A 79-year-old farmer who claims he received an allegedly defective left hip implant has brought a High Court action for damages.
Farmer claims hip replacement defect

Patrick Walsh of Tinnislatty, The Rower, Co Kilkenny has sued DePuy International Ltd of Leeds, England.

His counsel told the High Court the metal-on-metal contact between the components of the DePuy hip replacement parts meant metallic flakes went into the blood stream and at one stage the levels of chromium and cobalt in Mr Walsh’s blood were “at a critical level.”

Mr Walsh has claimed that DePuy ought to have known of the alleged dangerous defect inherent in the product prior to his operation on October 1, 2007, and should have discontinued the use of the product prior to that date.

He has also claimed there was an alleged failure to warn adequately, or at all, of the risks associated with its hip implants.

DePuy has denied all the claims and contended the replacement hip was not defective and when the product was used it was in accordance with the approved level of scientific research at the time.

Mr Walsh has also lodged a claim for aggravated damages claiming the product should not have been used on him as it was claimed DePuy knew it had distinct problems which required intervention and that there was also a delay in treating Mr Walsh and he only had revision surgery after he went for a second opinion privately.

DePuy, he said, recalled the product on August 27, 2010, and a clinic was set up for those who had got the metal-type hip implants. When Mr Walsh was recalled, counsel Pat Treacy said he was showing no signs or symptoms associated with an adverse reaction but on testing, his cobalt levels were 13 times over normal and his chromium levels were seven times what they should have been.
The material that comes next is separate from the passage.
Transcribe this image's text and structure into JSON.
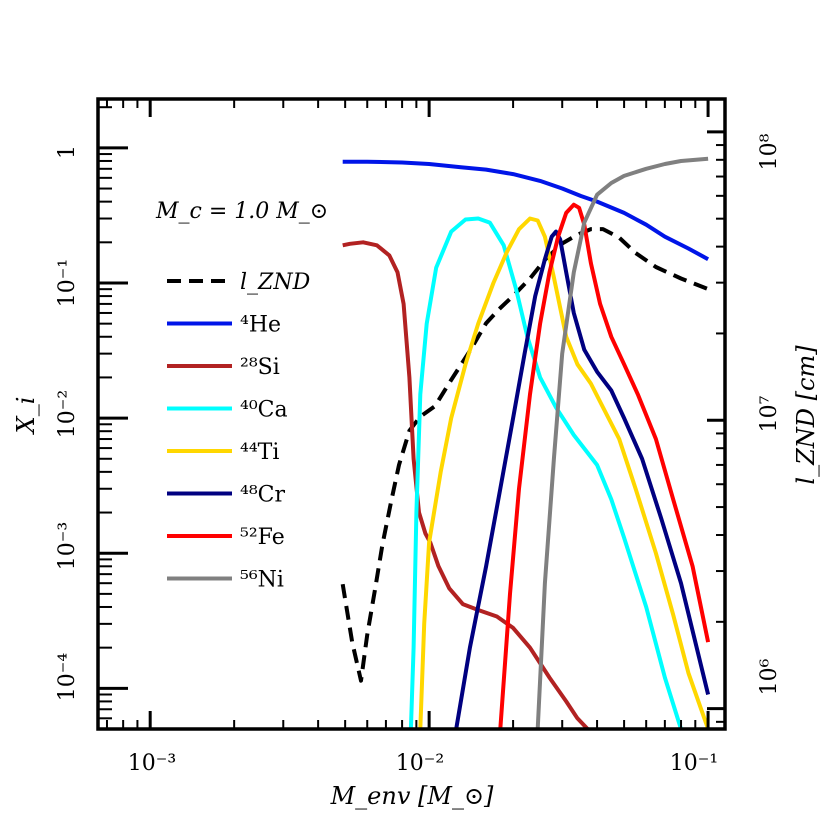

An MRI scan in June 2011 showed a collection of fluid behind the implant and counsel said Mr Walsh also began to suffer other symptoms such as clicking and clunking of the hip joint and tiredness.

Mr Treacy said Mr Walsh’s cobalt and chromium levels continued to rise and by August 2012 were at “ a critical level.”

In evidence, Mr Walsh said he first had a hip relacement at the Lourdes Orthopaeadic Hospital, Kilkenny in October 2007 because he had been having hip trouble for five years.

The case before Mr Justice Kevin Cross continues.